À flanc de coteau, dominant la ria de Morlaix avec une assurance tranquille, la maison Kerautem — aussi appelée manoir de Lesenor — tient à la fois du manifeste architectural et de la demeure habitée. Ni château historique, ni villa balnéaire conventionnelle, elle appartient à cette rare catégorie de maisons qui sont avant tout des œuvres d'art construites pour vivre dedans. Ce qui frappe en premier, c'est le paradoxe fondateur de l'édifice : conçue pour une famille aristocratique souhaitant un 'manoir futuriste', la maison réconcilie deux temporalités que tout semble opposer. Le mot 'manoir' convoque la pierre bretonne, les tourelles et les siècles ; le qualificatif 'futuriste' renvoie aux années soixante et à leur foi dans la modernité triomphante. Le Flanchec a su tenir les deux bouts, produisant un objet architectural totalement ancré dans son époque tout en répondant à l'imaginaire d'un lieu d'exception et de représentation. L'expérience de visite est d'abord paysagère. La maison s'inscrit dans un site que la base Mérimée qualifie de 'superbe', et l'adjectif n'est pas galvaudé : la ria de Morlaix déploie en contrebas ses méandres boisés, changeant d'aspect selon les marées et la lumière. Les grandes ouvertures vitrées, les terrasses en balcon et la transparence revendiquée de la structure font de chaque pièce un belvédère. L'extérieur entre dans l'intérieur ; le paysage devient décor permanent. Le toit-terrasse constitue l'élément le plus spectaculaire et le plus photographié de l'édifice. Hérissé de cheminées aux formes libres et de canons de lumière obliques, il évoque — volontairement — un chaos de rochers granitiques, écho direct du socle minéral sur lequel repose la construction. Cette dramaturgie de la silhouette, visible depuis la rivière et les coteaux opposés, confère à la maison une présence presque sculpturale dans le paysage.

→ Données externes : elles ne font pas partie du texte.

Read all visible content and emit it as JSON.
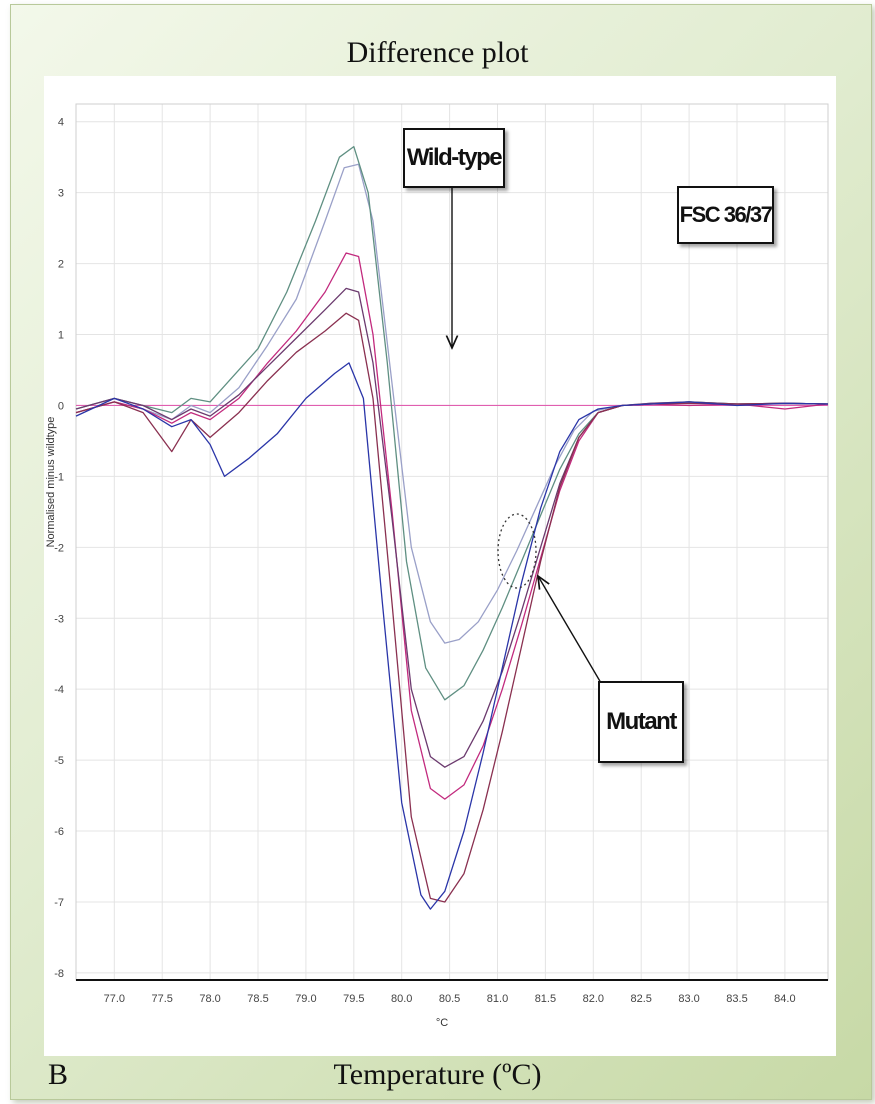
{
  "figure": {
    "top_title": "Difference plot",
    "bottom_label": "Temperature (ºC)",
    "panel_letter": "B",
    "annotations": {
      "wild_type": "Wild-type",
      "fsc": "FSC 36/37",
      "mutant": "Mutant"
    },
    "colors": {
      "frame_light": "#f3f8ea",
      "frame_dark": "#c7d9a6",
      "baseline": "#e05fb0"
    }
  },
  "chart_data": {
    "type": "line",
    "title": "Difference plot",
    "xlabel": "°C",
    "ylabel": "Normalised minus wildtype",
    "xlim": [
      76.6,
      84.45
    ],
    "ylim": [
      -8.1,
      4.25
    ],
    "x_ticks": [
      "77.0",
      "77.5",
      "78.0",
      "78.5",
      "79.0",
      "79.5",
      "80.0",
      "80.5",
      "81.0",
      "81.5",
      "82.0",
      "82.5",
      "83.0",
      "83.5",
      "84.0"
    ],
    "y_ticks": [
      "4",
      "3",
      "2",
      "1",
      "0",
      "-1",
      "-2",
      "-3",
      "-4",
      "-5",
      "-6",
      "-7",
      "-8"
    ],
    "grid": true,
    "series": [
      {
        "color": "#9aa0c8",
        "x": [
          76.6,
          77.0,
          77.3,
          77.6,
          77.8,
          78.0,
          78.3,
          78.6,
          78.9,
          79.2,
          79.4,
          79.55,
          79.7,
          79.9,
          80.1,
          80.3,
          80.45,
          80.6,
          80.8,
          81.0,
          81.2,
          81.4,
          81.6,
          81.8,
          82.0,
          82.3,
          82.6,
          83.0,
          83.5,
          84.0,
          84.45
        ],
        "y": [
          -0.1,
          0.05,
          -0.05,
          -0.2,
          0.0,
          -0.1,
          0.25,
          0.85,
          1.5,
          2.6,
          3.35,
          3.4,
          2.6,
          0.3,
          -2.0,
          -3.05,
          -3.35,
          -3.3,
          -3.05,
          -2.6,
          -2.05,
          -1.45,
          -0.85,
          -0.35,
          -0.08,
          0.0,
          0.03,
          0.05,
          0.02,
          0.03,
          0.02
        ]
      },
      {
        "color": "#5f8f82",
        "x": [
          76.6,
          77.0,
          77.3,
          77.6,
          77.8,
          78.0,
          78.2,
          78.5,
          78.8,
          79.1,
          79.35,
          79.5,
          79.65,
          79.85,
          80.05,
          80.25,
          80.45,
          80.65,
          80.85,
          81.05,
          81.25,
          81.45,
          81.65,
          81.85,
          82.05,
          82.3,
          82.6,
          83.0,
          83.5,
          84.0,
          84.45
        ],
        "y": [
          -0.05,
          0.1,
          0.0,
          -0.1,
          0.1,
          0.05,
          0.35,
          0.8,
          1.6,
          2.6,
          3.5,
          3.65,
          3.0,
          0.6,
          -2.2,
          -3.7,
          -4.15,
          -3.95,
          -3.45,
          -2.85,
          -2.2,
          -1.55,
          -0.9,
          -0.4,
          -0.1,
          0.0,
          0.02,
          0.05,
          0.02,
          0.03,
          0.02
        ]
      },
      {
        "color": "#c22a7e",
        "x": [
          76.6,
          77.0,
          77.3,
          77.6,
          77.8,
          78.0,
          78.3,
          78.6,
          78.9,
          79.2,
          79.42,
          79.55,
          79.7,
          79.9,
          80.1,
          80.3,
          80.45,
          80.65,
          80.85,
          81.05,
          81.25,
          81.45,
          81.65,
          81.85,
          82.05,
          82.3,
          82.6,
          83.0,
          83.5,
          84.0,
          84.45
        ],
        "y": [
          -0.1,
          0.05,
          -0.05,
          -0.25,
          -0.1,
          -0.2,
          0.1,
          0.6,
          1.05,
          1.6,
          2.15,
          2.1,
          1.0,
          -1.5,
          -4.3,
          -5.4,
          -5.55,
          -5.35,
          -4.8,
          -4.0,
          -3.1,
          -2.15,
          -1.2,
          -0.5,
          -0.1,
          0.0,
          0.02,
          0.0,
          0.02,
          -0.05,
          0.02
        ]
      },
      {
        "color": "#6b3a6e",
        "x": [
          76.6,
          77.0,
          77.3,
          77.6,
          77.8,
          78.0,
          78.3,
          78.6,
          78.9,
          79.2,
          79.42,
          79.55,
          79.7,
          79.9,
          80.1,
          80.3,
          80.45,
          80.65,
          80.85,
          81.05,
          81.25,
          81.45,
          81.65,
          81.85,
          82.05,
          82.3,
          82.6,
          83.0,
          83.5,
          84.0,
          84.45
        ],
        "y": [
          -0.05,
          0.1,
          0.0,
          -0.2,
          -0.05,
          -0.15,
          0.15,
          0.55,
          0.95,
          1.35,
          1.65,
          1.6,
          0.6,
          -1.6,
          -4.0,
          -4.95,
          -5.1,
          -4.95,
          -4.45,
          -3.75,
          -2.9,
          -2.0,
          -1.1,
          -0.45,
          -0.1,
          0.0,
          0.03,
          0.05,
          0.02,
          0.03,
          0.02
        ]
      },
      {
        "color": "#8a3050",
        "x": [
          76.6,
          77.0,
          77.3,
          77.6,
          77.8,
          78.0,
          78.3,
          78.6,
          78.9,
          79.2,
          79.42,
          79.55,
          79.7,
          79.9,
          80.1,
          80.3,
          80.45,
          80.65,
          80.85,
          81.05,
          81.25,
          81.45,
          81.65,
          81.85,
          82.05,
          82.3,
          82.6,
          83.0,
          83.5,
          84.0,
          84.45
        ],
        "y": [
          -0.1,
          0.05,
          -0.1,
          -0.65,
          -0.2,
          -0.45,
          -0.1,
          0.35,
          0.75,
          1.05,
          1.3,
          1.2,
          0.1,
          -2.8,
          -5.8,
          -6.95,
          -7.0,
          -6.6,
          -5.7,
          -4.6,
          -3.4,
          -2.2,
          -1.15,
          -0.45,
          -0.1,
          0.0,
          0.02,
          0.03,
          0.02,
          0.03,
          0.02
        ]
      },
      {
        "color": "#2a35a8",
        "x": [
          76.6,
          77.0,
          77.3,
          77.6,
          77.8,
          78.0,
          78.15,
          78.4,
          78.7,
          79.0,
          79.3,
          79.45,
          79.6,
          79.8,
          80.0,
          80.2,
          80.3,
          80.45,
          80.65,
          80.85,
          81.05,
          81.25,
          81.45,
          81.65,
          81.85,
          82.05,
          82.3,
          82.6,
          83.0,
          83.5,
          84.0,
          84.45
        ],
        "y": [
          -0.15,
          0.1,
          -0.05,
          -0.3,
          -0.2,
          -0.55,
          -1.0,
          -0.75,
          -0.4,
          0.1,
          0.45,
          0.6,
          0.1,
          -2.8,
          -5.6,
          -6.9,
          -7.1,
          -6.85,
          -6.0,
          -4.9,
          -3.7,
          -2.5,
          -1.45,
          -0.65,
          -0.2,
          -0.05,
          0.0,
          0.02,
          0.05,
          0.0,
          0.03,
          0.02
        ]
      }
    ]
  }
}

La maison Kerautem repose sur les principes du plan libre théorisé par Le Corbusier dans ses 'Cinq Points d'une architecture nouvelle' : la structure porteuse est réduite à un squelette de poteaux en béton armé, libérant les murs de toute contrainte statique et permettant une organisation intérieure totalement flexible. Cette liberté se traduit par une disposition des espaces en larges plateaux horizontaux, ouverts sur le paysage par de généreuses baies vitrées qui dissolvent la frontière entre dedans et dehors. L'élément le plus saisissant reste le toit-terrasse, traité non comme une surface neutre mais comme un véritable paysage habité. Cheminées aux formes organiques, canons de lumière orientés selon des angles calculés, volumes émergents aux géométries variées — tout cet arsenal formel transforme la cinquième façade en une composition sculpturale qui dialogue avec le chaos granitique breton. Cette référence au substrat minéral local ancre une architecture résolument moderne dans sa géographie, créant un dialogue subtil entre la rigueur du système constructif et la rugosité du paysage armoricain. Les matériaux, principalement le béton brut et le verre, sont traités avec une franchise qui refuse tout habillage décoratif superflu. Les volumes se superposent et se décalent légèrement, créant des jeux d'ombre et de lumière qui animent la façade au fil de la journée. La position en belvédère sur la ria de Morlaix n'est pas un accident mais une donnée de conception fondamentale : chaque espace intérieur est orienté, cadré, mis en relation avec une vue spécifique sur la rivière ou le bocage environnant.